S’agissant de la protection et de l’assistance des victimes, il est désormais plus clair et reconnu légalement que les victimes de la traite sont bien des victimes plutôt que des « partenaires silencieux » ou, pire encore, des auteurs d’actes criminels. De plus en plus de services sont en place pour identifier et libérer les victimes des griffes de l’esclavage moderne, régulariser leur situation et les mettre sur la voie du redressement. Mais le nombre et la durée des programmes de réadaptation et de réintégration sont encore loin de ce qui est nécessaire pour fournir la guérison et la formation nécessaires aux victimes afin qu’elles puissent recommencer une vie normale, productive et autonome. Les communautés religieuses féminines catholiques de nombreux pays ont été parmi les leaders pratiques sur le terrain dans ce travail extrêmement important.
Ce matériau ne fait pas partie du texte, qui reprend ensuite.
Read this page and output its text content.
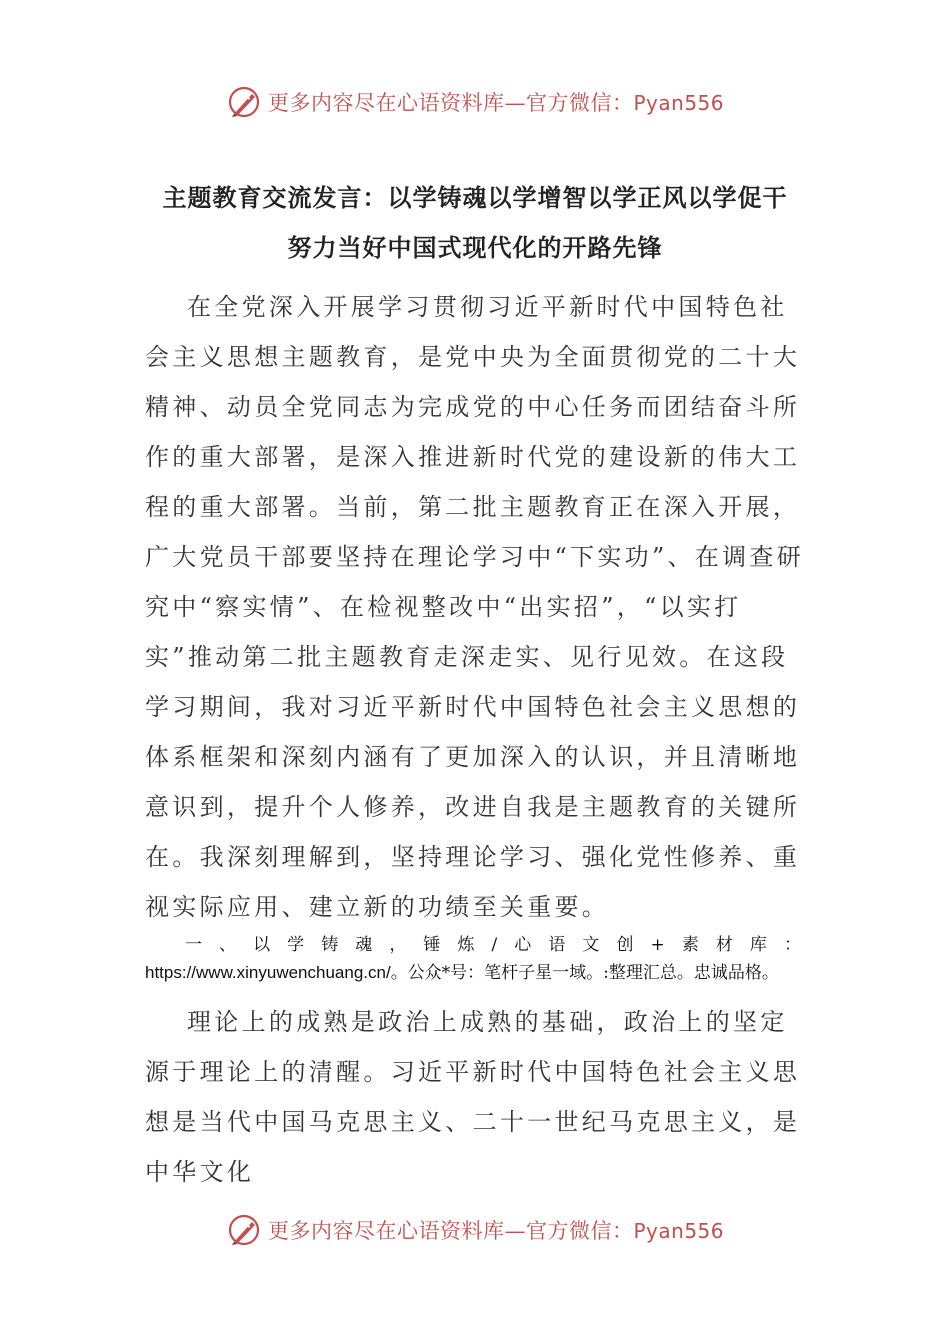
更多内容尽在心语资料库—官方微信：Pyan556
主题教育交流发言：以学铸魂以学增智以学正风以学促干
努力当好中国式现代化的开路先锋

在全党深入开展学习贯彻习近平新时代中国特色社会主义思想主题教育，是党中央为全面贯彻党的二十大精神、动员全党同志为完成党的中心任务而团结奋斗所作的重大部署，是深入推进新时代党的建设新的伟大工程的重大部署。当前，第二批主题教育正在深入开展，广大党员干部要坚持在理论学习中“下实功”、在调查研究中“察实情”、在检视整改中“出实招”，“以实打实”推动第二批主题教育走深走实、见行见效。在这段学习期间，我对习近平新时代中国特色社会主义思想的体系框架和深刻内涵有了更加深入的认识，并且清晰地意识到，提升个人修养，改进自我是主题教育的关键所在。我深刻理解到，坚持理论学习、强化党性修养、重视实际应用、建立新的功绩至关重要。

一、以学铸魂，锤炼/心语文创+素材库：https://www.xinyuwenchuang.cn/。公众*号：笔杆子星一域。:整理汇总。忠诚品格。

理论上的成熟是政治上成熟的基础，政治上的坚定源于理论上的清醒。习近平新时代中国特色社会主义思想是当代中国马克思主义、二十一世纪马克思主义，是中华文化

更多内容尽在心语资料库—官方微信：Pyan556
En ce qui concerne la poursuite des auteurs de la traite des personnes, divers progrès ont été accomplis dans la formulation d’instruments juridiques adéquats pour enquêter, poursuivre et punir les trafiquants, déverrouiller les chaînes financières, comprendre le lien avec d’autres formes de criminalité organisée et de corruption, et favoriser la coopération aux frontières et entre les pays. Mais comme l’ont montré de nombreuses études, il existe encore très peu de convictions et une impunité généralisée. L’Église catholique, par le biais d’initiatives telles que le groupe Santa Marta, une alliance internationale de chefs de la police et d’évêques qui travaillent ensemble à tous les niveaux pour promouvoir la coordination entre les organismes chargés de l’application des lois et les organisations confessionnelles, tente de tenter de résoudre ce problème en aidant le travail des forces de l’ordre, dont Kevin Hyland, l’un des membres fondateurs du groupe Santa Marta, devrait pouvoir fournir des précisions plus détaillées aujourd’hui.
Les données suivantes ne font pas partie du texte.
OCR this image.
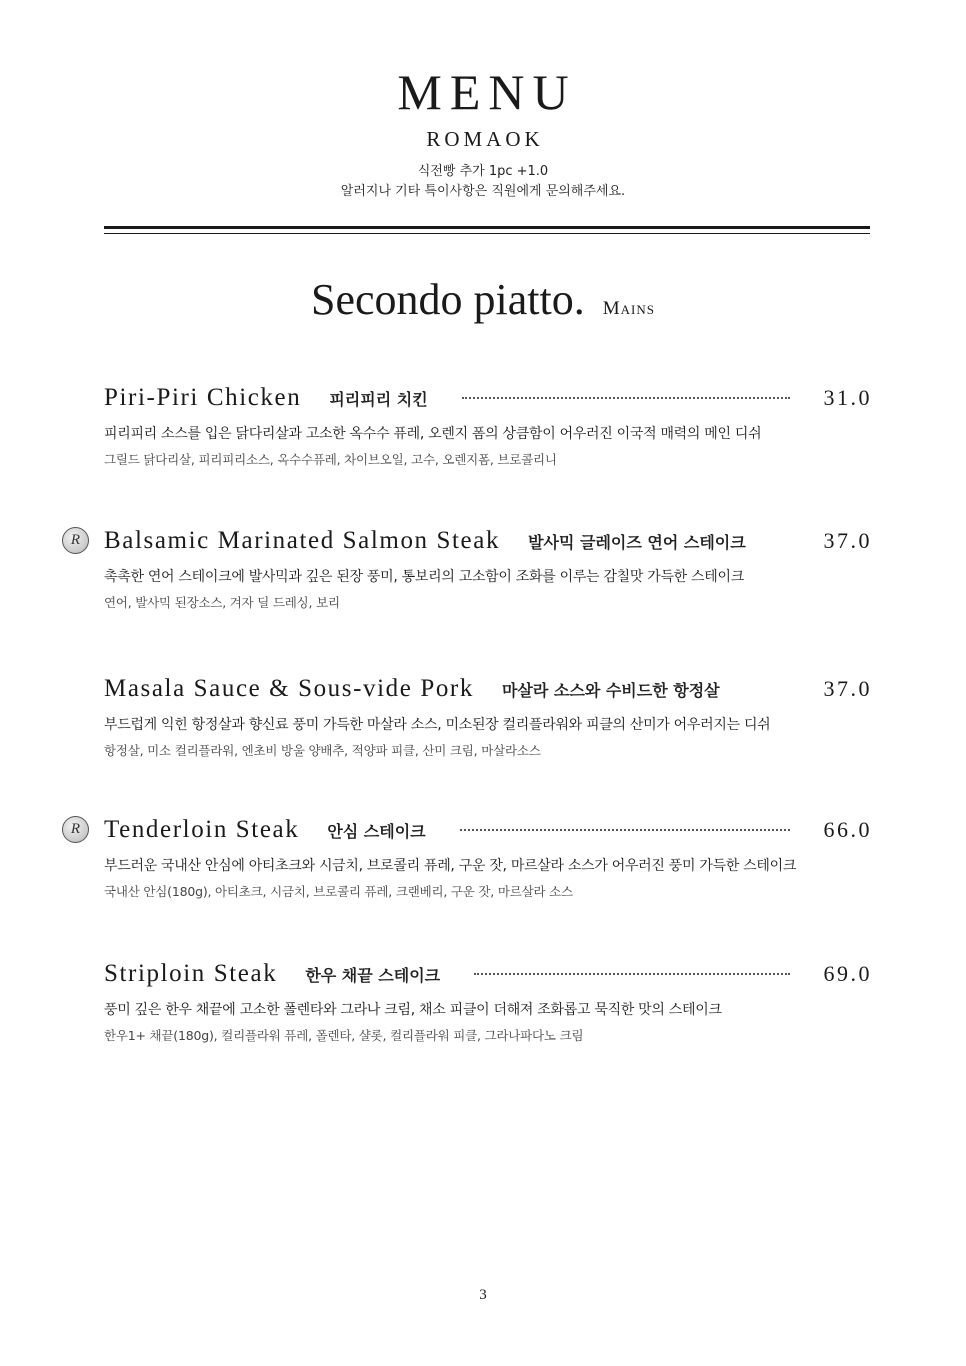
MENU
ROMAOK
식전빵 추가 1pc +1.0
알러지나 기타 특이사항은 직원에게 문의해주세요.
Secondo piatto. Mains
Piri-Piri Chicken 피리피리 치킨	31.0
피리피리 소스를 입은 닭다리살과 고소한 옥수수 퓨레, 오렌지 폼의 상큼함이 어우러진 이국적 매력의 메인 디쉬
그릴드 닭다리살, 피리피리소스, 옥수수퓨레, 차이브오일, 고수, 오렌지폼, 브로콜리니
R Balsamic Marinated Salmon Steak 발사믹 글레이즈 연어 스테이크	37.0
촉촉한 연어 스테이크에 발사믹과 깊은 된장 풍미, 통보리의 고소함이 조화를 이루는 감칠맛 가득한 스테이크
연어, 발사믹 된장소스, 겨자 딜 드레싱, 보리
Masala Sauce & Sous-vide Pork 마살라 소스와 수비드한 항정살	37.0
부드럽게 익힌 항정살과 향신료 풍미 가득한 마살라 소스, 미소된장 컬리플라워와 피클의 산미가 어우러지는 디쉬
항정살, 미소 컬리플라워, 엔초비 방울 양배추, 적양파 피클, 산미 크림, 마살라소스
R Tenderloin Steak 안심 스테이크	66.0
부드러운 국내산 안심에 아티초크와 시금치, 브로콜리 퓨레, 구운 잣, 마르살라 소스가 어우러진 풍미 가득한 스테이크
국내산 안심(180g), 아티초크, 시금치, 브로콜리 퓨레, 크랜베리, 구운 잣, 마르살라 소스
Striploin Steak 한우 채끝 스테이크	69.0
풍미 깊은 한우 채끝에 고소한 폴렌타와 그라나 크림, 채소 피클이 더해져 조화롭고 묵직한 맛의 스테이크
한우1+ 채끝(180g), 컬리플라워 퓨레, 폴렌타, 샬롯, 컬리플라워 피클, 그라나파다노 크림
3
Enfin, des partenariats ont été mis en place pour renforcer l’action collective des gouvernements et des organismes publics, des institutions universitaires, des médias, de la société civile et du secteur privé. Ces partenariats sont à l’origine de la créativité dans la lutte contre la traite et l’esclavage moderne et il est urgent qu’ils se développent.
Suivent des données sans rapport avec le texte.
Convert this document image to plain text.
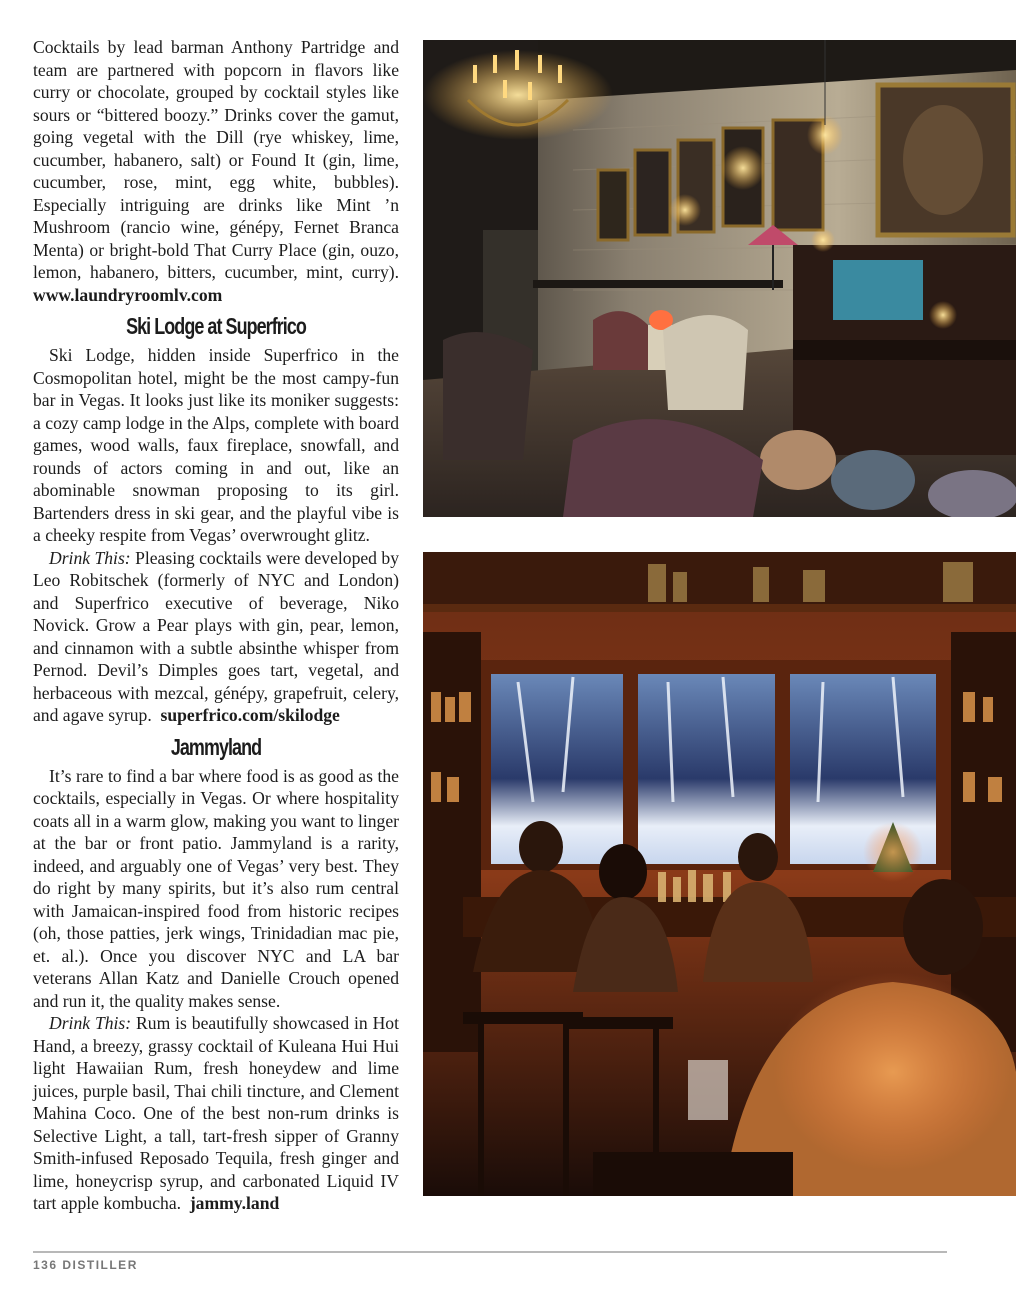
Cocktails by lead barman Anthony Partridge and team are partnered with popcorn in flavors like curry or chocolate, grouped by cocktail styles like sours or “bittered boozy.” Drinks cover the gamut, going vegetal with the Dill (rye whiskey, lime, cucumber, habanero, salt) or Found It (gin, lime, cucumber, rose, mint, egg white, bubbles). Especially intriguing are drinks like Mint ’n Mushroom (rancio wine, génépy, Fernet Branca Menta) or bright-bold That Curry Place (gin, ouzo, lemon, habanero, bitters, cucumber, mint, curry). www.laundryroomlv.com

Ski Lodge at Superfrico

Ski Lodge, hidden inside Superfrico in the Cosmopolitan hotel, might be the most campy-fun bar in Vegas. It looks just like its moniker suggests: a cozy camp lodge in the Alps, complete with board games, wood walls, faux fireplace, snowfall, and rounds of actors coming in and out, like an abominable snowman proposing to its girl. Bartenders dress in ski gear, and the playful vibe is a cheeky respite from Vegas’ overwrought glitz.

Drink This: Pleasing cocktails were developed by Leo Robitschek (formerly of NYC and London) and Superfrico executive of beverage, Niko Novick. Grow a Pear plays with gin, pear, lemon, and cinnamon with a subtle absinthe whisper from Pernod. Devil’s Dimples goes tart, vegetal, and herbaceous with mezcal, génépy, grapefruit, celery, and agave syrup. superfrico.com/skilodge

Jammyland

It’s rare to find a bar where food is as good as the cocktails, especially in Vegas. Or where hospitality coats all in a warm glow, making you want to linger at the bar or front patio. Jammyland is a rarity, indeed, and arguably one of Vegas’ very best. They do right by many spirits, but it’s also rum central with Jamaican-inspired food from historic recipes (oh, those patties, jerk wings, Trinidadian mac pie, et. al.). Once you discover NYC and LA bar veterans Allan Katz and Danielle Crouch opened and run it, the quality makes sense.

Drink This: Rum is beautifully showcased in Hot Hand, a breezy, grassy cocktail of Kuleana Hui Hui light Hawaiian Rum, fresh honeydew and lime juices, purple basil, Thai chili tincture, and Clement Mahina Coco. One of the best non-rum drinks is Selective Light, a tall, tart-fresh sipper of Granny Smith-infused Reposado Tequila, fresh ginger and lime, honeycrisp syrup, and carbonated Liquid IV tart apple kombucha. jammy.land

136 DISTILLER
Je voudrais mentionner ici Talitha Kum, un réseau international de 22 instituts de religieuses catholiques dans 70 pays sur les cinq continents, dans les grandes villes et les zones les plus rurales. Ces communautés travaillent ensemble au niveau pratique, ainsi qu’avec d’autres groupes de la société civile et avec les gouvernements pour tenter de s’attaquer à la multiplicité des problèmes concrets liés à la lutte contre la traite. Leur témoignage et leur travail fournissent aux institutions catholiques et non catholiques du monde entier un exemple du type de bonnes alliances et de solidarité nécessaires pour lutter contre le crime organisé et la corruption qui rendent le trafic possible et rentable.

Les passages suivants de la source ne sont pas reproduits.